With the rise of relatively inexpensive albumen printing in the 1860s, photographic visiting cards—universally known by the more tony-sounding cartes de visite, reflecting their French origins—became wildly popular.
Of a standard size of 2½ by 4 inches, they could be inserted in commercially available albums. School and college students, no doubt encouraged by photography studios, soon took advantage. In the decades before the rise of the photographic yearbook (Williston’s Log first appeared in 1902), seniors typically purchased photo albums and filled them with the cartes de visite of their classmates.
Recently a set of cartes de visite stamped “Graduating Class, Williston Seminary, 1862” came into the hands of Rex Solomon ‘84, who has generously donated them to the Williston Northampton Archives. It is a significant gift. Though incomplete, it is the earliest set of class photographs in the Archives’ collection.
The images are in especially good condition for their age and chemistry. Typically, chemicals, impurities, and moisture in the original paper, glue, and cardboard backing react with the environment and one another, causing fading, yellowing, mildew, and the deterioration of the paper itself. But after 150 years, these photographs remain remarkably sharp and clean.
Unfortunately the photographs are not captioned, so we may never know the individual students’ names. But there are also pictures of two adults, one of whom is immediately recognizable from other images as Principal Josiah Clark. This photograph of Clark was previously unknown.
Josiah Clark was Williston Seminary’s second Principal, who served from 1849 to 1863. Born in Leicester, Mass. in 1814, he graduated Yale and taught Greek and Latin at several schools before coming to Williston.
Joseph Sawyer, in his History of Williston Seminary (1917), writes that “Josiah Clark was not a maker of text books, he was himself a living text book. He did not content himself with giving to his pupils printed directions for procedure; he walked with them through the paths of knowledge. The boys learned to discriminate by seeing him discriminate; learned to admire by seeing him admire. He won the hearts of all excepting the unresponsive and incorrigible.”
Like his predecessor, Luther Wright, Clark became increasingly convinced that he could not meet Samuel Williston’s exacting, probably unrealistic standards, and stepped down after 14 years of distinguished service. He taught at the short-lived Round Hill School in Northampton, then in 1875 became Professor of Latin and Greek at newly founded Smith College. He died in 1878.

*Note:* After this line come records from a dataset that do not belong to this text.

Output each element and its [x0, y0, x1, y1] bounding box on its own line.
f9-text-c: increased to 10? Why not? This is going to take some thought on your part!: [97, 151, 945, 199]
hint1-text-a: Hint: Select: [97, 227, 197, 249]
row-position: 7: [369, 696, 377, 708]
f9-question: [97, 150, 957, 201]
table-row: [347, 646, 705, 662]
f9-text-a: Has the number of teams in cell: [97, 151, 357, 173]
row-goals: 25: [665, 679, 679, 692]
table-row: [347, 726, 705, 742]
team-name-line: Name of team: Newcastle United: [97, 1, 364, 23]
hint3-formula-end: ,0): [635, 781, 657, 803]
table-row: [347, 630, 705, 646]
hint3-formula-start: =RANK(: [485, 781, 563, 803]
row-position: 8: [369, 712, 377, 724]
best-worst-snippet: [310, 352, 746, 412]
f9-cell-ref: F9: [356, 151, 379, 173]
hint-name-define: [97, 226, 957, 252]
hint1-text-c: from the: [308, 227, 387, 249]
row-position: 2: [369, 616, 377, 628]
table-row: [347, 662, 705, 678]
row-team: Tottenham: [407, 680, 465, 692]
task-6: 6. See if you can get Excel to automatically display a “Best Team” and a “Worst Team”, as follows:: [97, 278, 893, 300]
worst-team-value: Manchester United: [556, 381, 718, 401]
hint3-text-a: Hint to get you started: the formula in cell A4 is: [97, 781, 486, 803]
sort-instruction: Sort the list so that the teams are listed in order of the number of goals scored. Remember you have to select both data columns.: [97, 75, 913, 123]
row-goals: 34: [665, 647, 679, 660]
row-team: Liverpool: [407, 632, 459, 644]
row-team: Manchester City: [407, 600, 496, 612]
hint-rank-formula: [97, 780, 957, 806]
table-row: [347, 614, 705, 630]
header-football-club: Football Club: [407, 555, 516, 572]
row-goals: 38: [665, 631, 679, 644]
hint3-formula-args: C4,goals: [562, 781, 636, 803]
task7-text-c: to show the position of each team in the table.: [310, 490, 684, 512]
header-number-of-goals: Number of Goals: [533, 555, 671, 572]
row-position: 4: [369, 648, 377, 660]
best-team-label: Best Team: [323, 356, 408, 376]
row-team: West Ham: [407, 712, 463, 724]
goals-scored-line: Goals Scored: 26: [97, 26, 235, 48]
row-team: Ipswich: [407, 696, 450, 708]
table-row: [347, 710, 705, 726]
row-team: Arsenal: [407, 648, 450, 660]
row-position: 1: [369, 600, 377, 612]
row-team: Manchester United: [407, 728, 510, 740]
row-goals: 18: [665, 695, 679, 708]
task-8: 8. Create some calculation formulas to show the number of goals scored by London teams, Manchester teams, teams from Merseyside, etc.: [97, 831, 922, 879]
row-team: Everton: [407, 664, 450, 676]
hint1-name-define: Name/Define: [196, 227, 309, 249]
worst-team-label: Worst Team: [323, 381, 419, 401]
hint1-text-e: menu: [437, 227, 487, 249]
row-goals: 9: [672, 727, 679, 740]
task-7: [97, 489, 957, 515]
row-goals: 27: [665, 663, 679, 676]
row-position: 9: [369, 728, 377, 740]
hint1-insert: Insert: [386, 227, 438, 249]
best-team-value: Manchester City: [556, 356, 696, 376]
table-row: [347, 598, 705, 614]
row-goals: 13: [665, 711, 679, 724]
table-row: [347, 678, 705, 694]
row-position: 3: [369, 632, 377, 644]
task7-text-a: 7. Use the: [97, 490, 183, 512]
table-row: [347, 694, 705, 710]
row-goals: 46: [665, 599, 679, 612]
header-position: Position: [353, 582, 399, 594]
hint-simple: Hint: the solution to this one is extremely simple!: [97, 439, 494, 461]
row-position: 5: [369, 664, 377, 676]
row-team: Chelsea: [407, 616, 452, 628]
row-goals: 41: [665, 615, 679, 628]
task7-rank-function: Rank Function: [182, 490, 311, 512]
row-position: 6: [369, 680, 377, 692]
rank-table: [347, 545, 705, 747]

The other teacher in the set is not named, but since there were only seven men on the 1862 faculty, the odds of successfully identifying him are somewhat better. Most of the seven may immediately be rejected on account of their youth. Based on another photograph, albeit one taken much later in the subject’s life, we believe the photo to be of Eli A. Hubbard.1 Hubbard (1814-1899), a Williams College graduate, taught Mathematics and Natural Philosophy at Williston, 1848-1854 and 1856-1874.
For most of those years the indefatigable Hubbard was the only scientist, and to an extent the only advocate for the sciences, on a faculty of classical scholars. During his Williston hiatus he was Principal of Fitchburg, Mass., High School. When he left Williston, aged 60, he served for eight years as Superintendent of Schools in Springfield, Mass., then returned to Fitchburg as Superintendent of Schools before finally retiring, aged 71, in 1885.
More information on cartes de visite may be found at The American Museum of Photography.
1Since this was first published we have located an identical portrait in William Andrew Emerson, Fireside Legends: Incidents, Anecdotes, Remeniscences, Etc., Connected with the Early History of Fitchburg, Massachusetts, and Vicinity (2nd ed., [s.l. : s.n.], 1900), p. 155, thus confirming the identification of Eli A. Hubbard.